The bill (A4729) makes changes to the Farmland Preservation Program’s appraisal formula to include other relevant factors such as the value of farmland in nearby towns and counties and the importance of preserving farmland in the area. The State Agriculture Development Committee, which oversees the preservation program, would be required to use the appraisal process that results in the higher value as the basis for negotiations with the landowner.
According to a Rutgers analysis, real estate values increased by 3% a year, peaking at 15% in 2021, while easement values decreased by 20%.
“Reconsidering the appraisal process is vital to the future of farmland preservation in New Jersey,” Clifton (R-Monmouth) said. “The preservation program is an investment in the Garden State.
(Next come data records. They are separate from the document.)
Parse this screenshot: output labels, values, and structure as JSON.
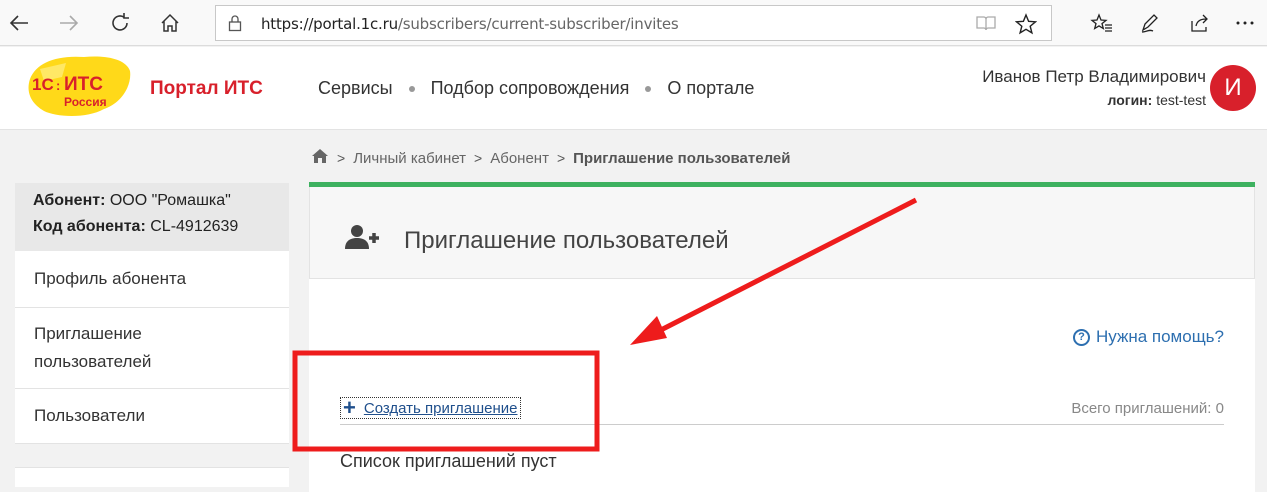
{
  "browser": {
    "url_main": "https://portal.1c.ru",
    "url_path": "/subscribers/current-subscriber/invites",
    "icons": [
      "back-icon",
      "forward-icon",
      "refresh-icon",
      "home-icon",
      "lock-icon",
      "reading-view-icon",
      "favorite-star-icon",
      "favorites-icon",
      "pen-icon",
      "share-icon",
      "more-icon"
    ]
  },
  "header": {
    "logo_text": "1С:ИТС Россия",
    "portal_title": "Портал ИТС",
    "nav": [
      "Сервисы",
      "Подбор сопровождения",
      "О портале"
    ],
    "user_name": "Иванов Петр Владимирович",
    "login_label": "логин:",
    "login_value": "test-test",
    "avatar_letter": "И",
    "brand_color": "#d8202b"
  },
  "breadcrumb": {
    "items": [
      "Личный кабинет",
      "Абонент"
    ],
    "current": "Приглашение пользователей"
  },
  "sidebar": {
    "subscriber_label": "Абонент:",
    "subscriber_value": "ООО \"Ромашка\"",
    "code_label": "Код абонента:",
    "code_value": "CL-4912639",
    "items": [
      {
        "label": "Профиль абонента"
      },
      {
        "label": "Приглашение пользователей"
      },
      {
        "label": "Пользователи"
      }
    ]
  },
  "main": {
    "title": "Приглашение пользователей",
    "help_label": "Нужна помощь?",
    "create_label": "Создать приглашение",
    "total_label": "Всего приглашений: 0",
    "empty_label": "Список приглашений пуст",
    "accent_color": "#3db15f"
  }
}
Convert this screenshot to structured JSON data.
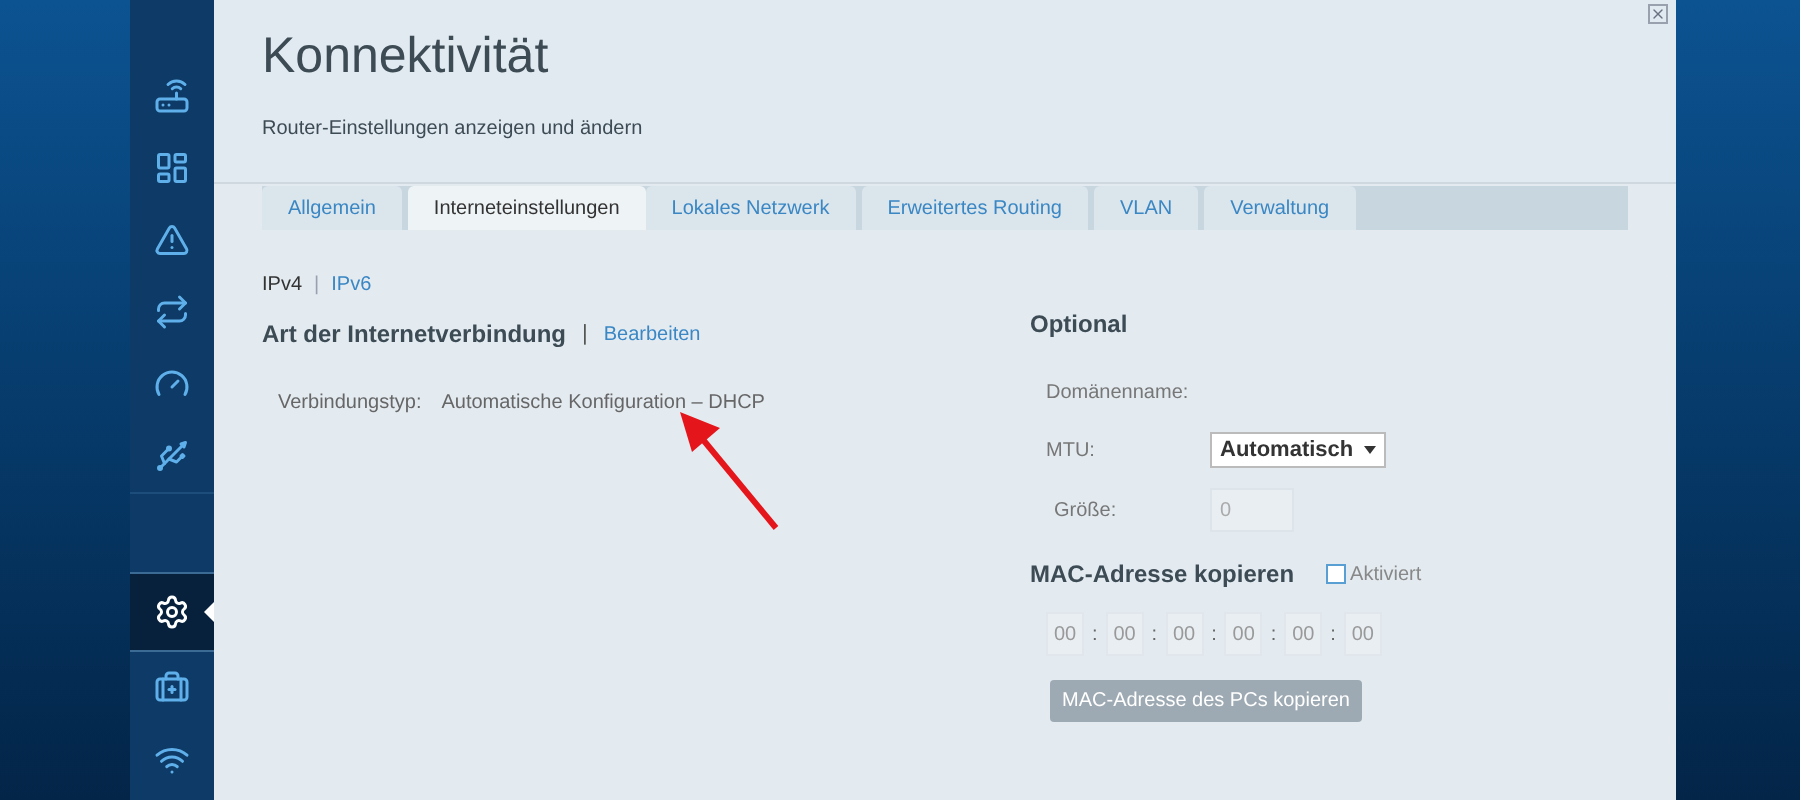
{
  "sidebar": {
    "items": [
      {
        "selected": false
      },
      {
        "selected": false
      },
      {
        "selected": false
      },
      {
        "selected": false
      },
      {
        "selected": false
      },
      {
        "selected": false
      },
      {
        "selected": true
      },
      {
        "selected": false
      },
      {
        "selected": false
      }
    ]
  },
  "header": {
    "title": "Konnektivität",
    "subtitle": "Router-Einstellungen anzeigen und ändern"
  },
  "tabs": [
    {
      "label": "Allgemein",
      "selected": false
    },
    {
      "label": "Interneteinstellungen",
      "selected": true
    },
    {
      "label": "Lokales Netzwerk",
      "selected": false
    },
    {
      "label": "Erweitertes Routing",
      "selected": false
    },
    {
      "label": "VLAN",
      "selected": false
    },
    {
      "label": "Verwaltung",
      "selected": false
    }
  ],
  "ip_separator": "|",
  "ip_switch": [
    {
      "label": "IPv4",
      "selected": true
    },
    {
      "label": "IPv6",
      "selected": false
    }
  ],
  "connection": {
    "heading": "Art der Internetverbindung",
    "separator": "|",
    "edit_link": "Bearbeiten",
    "type_label": "Verbindungstyp:",
    "type_value": "Automatische Konfiguration – DHCP"
  },
  "optional": {
    "heading": "Optional",
    "domain_label": "Domänenname:",
    "mtu_label": "MTU:",
    "mtu_value": "Automatisch",
    "size_label": "Größe:",
    "size_value": "0",
    "size_disabled": true
  },
  "mac": {
    "heading": "MAC-Adresse kopieren",
    "checkbox_label": "Aktiviert",
    "checked": false,
    "separator": ":",
    "octets": [
      "00",
      "00",
      "00",
      "00",
      "00",
      "00"
    ],
    "disabled": true,
    "button": "MAC-Adresse des PCs kopieren"
  }
}
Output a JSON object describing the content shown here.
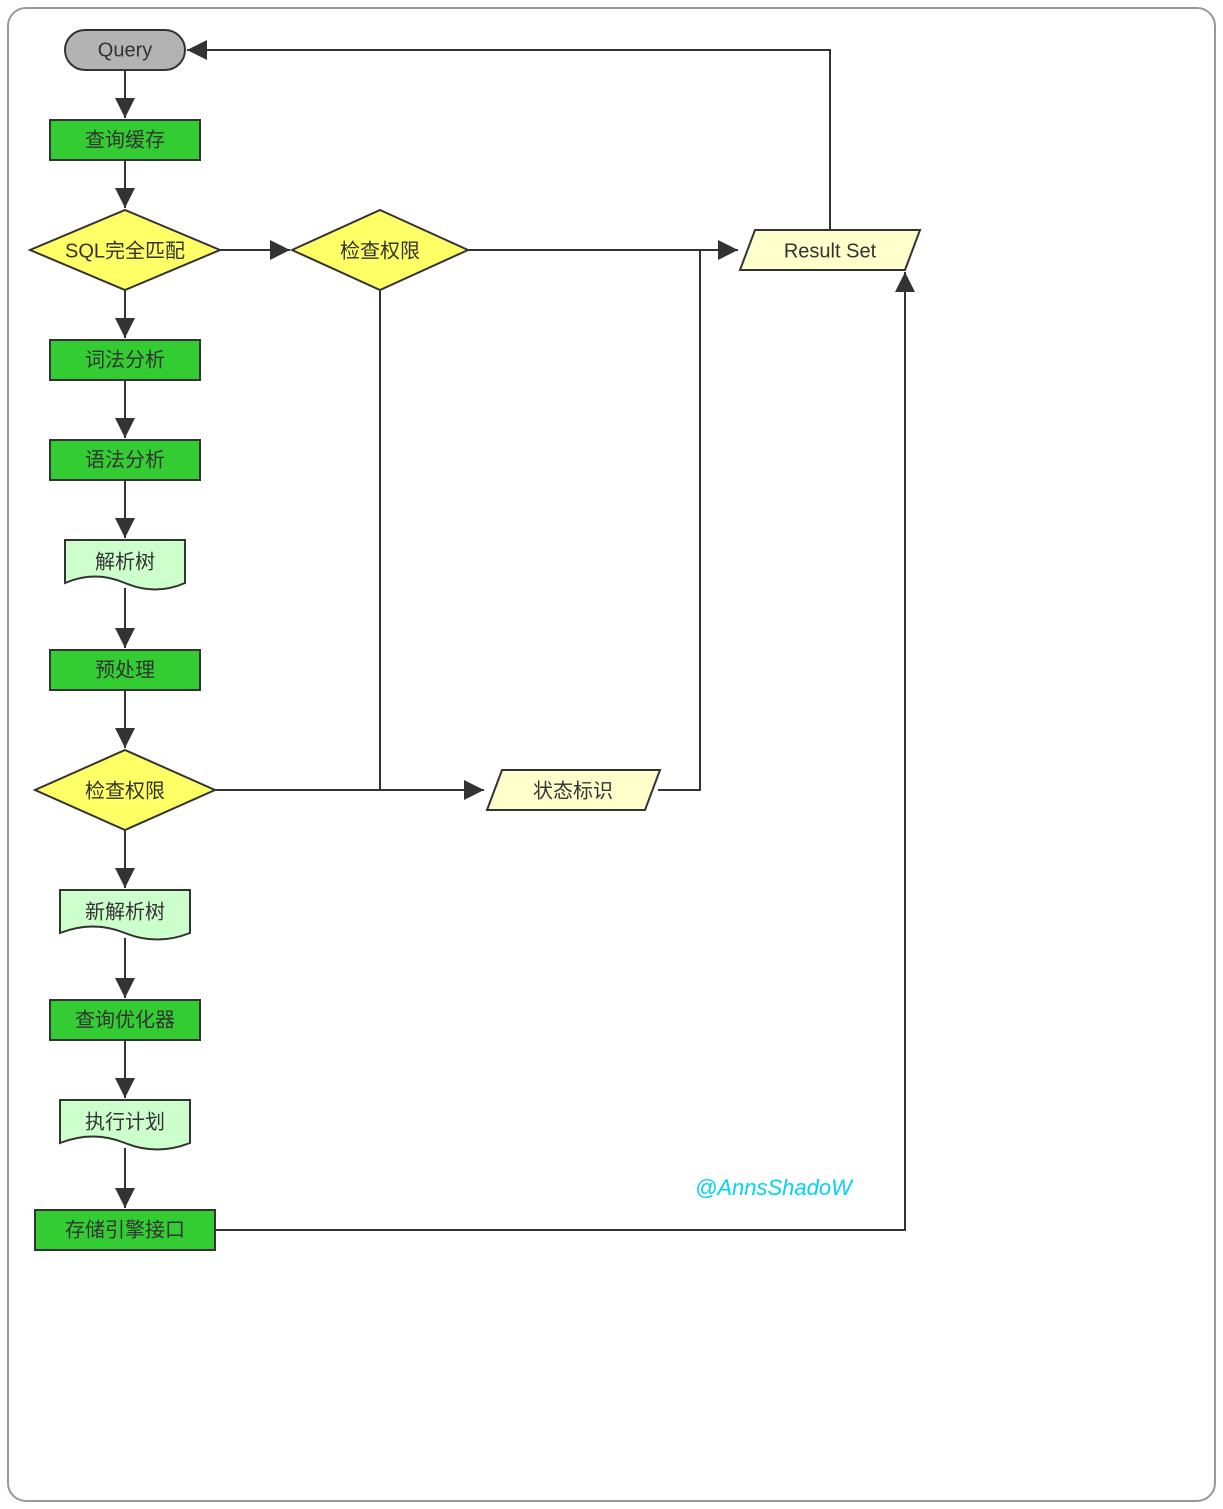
{
  "nodes": {
    "start": {
      "label": "Query"
    },
    "queryCache": {
      "label": "查询缓存"
    },
    "sqlMatch": {
      "label": "SQL完全匹配"
    },
    "checkPerm1": {
      "label": "检查权限"
    },
    "resultSet": {
      "label": "Result Set"
    },
    "lexical": {
      "label": "词法分析"
    },
    "syntax": {
      "label": "语法分析"
    },
    "parseTree": {
      "label": "解析树"
    },
    "preprocess": {
      "label": "预处理"
    },
    "checkPerm2": {
      "label": "检查权限"
    },
    "statusFlag": {
      "label": "状态标识"
    },
    "newParseTree": {
      "label": "新解析树"
    },
    "optimizer": {
      "label": "查询优化器"
    },
    "execPlan": {
      "label": "执行计划"
    },
    "storageEngine": {
      "label": "存储引擎接口"
    }
  },
  "watermark": "@AnnsShadoW",
  "colors": {
    "startFill": "#b3b3b3",
    "processFill": "#33cc33",
    "processLight": "#ccffcc",
    "decisionFill": "#ffff66",
    "dataFill": "#ffffcc",
    "border": "#333333"
  }
}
Farmers deserve to know they are making a wise financial decision.”
Brian Wilson, the administrator for the Burlington County Agriculture Development Board, said he has been involved in the state’s farmland preservation program for 18 years and sees the legislation having a great impact.
“I believe that this legislation is perhaps the single most important positive piece of legislation to come around in my 18 years here,” Wilson said in a committee hearing on the bill. “It will certainly lead to an increase in both the numbers of applicants for the farmland preservation program and the number of farms that will be preserved here in the immediate future.”
In addition, one high-ranking agriculture official said the new law will be a “national game-changer,” likely to be copied by other states.
The bill is supported by the New Jersey Farm Bureau, North Hanover Township, Jackson Township Council, the Burlington County Agriculture Development Board, the Ocean County Agriculture Development Board, and the Chamber of Commerce Southern New Jersey.
Since the program’s inception 40 years ago, New Jersey has preserved 248,009 acres of farmland.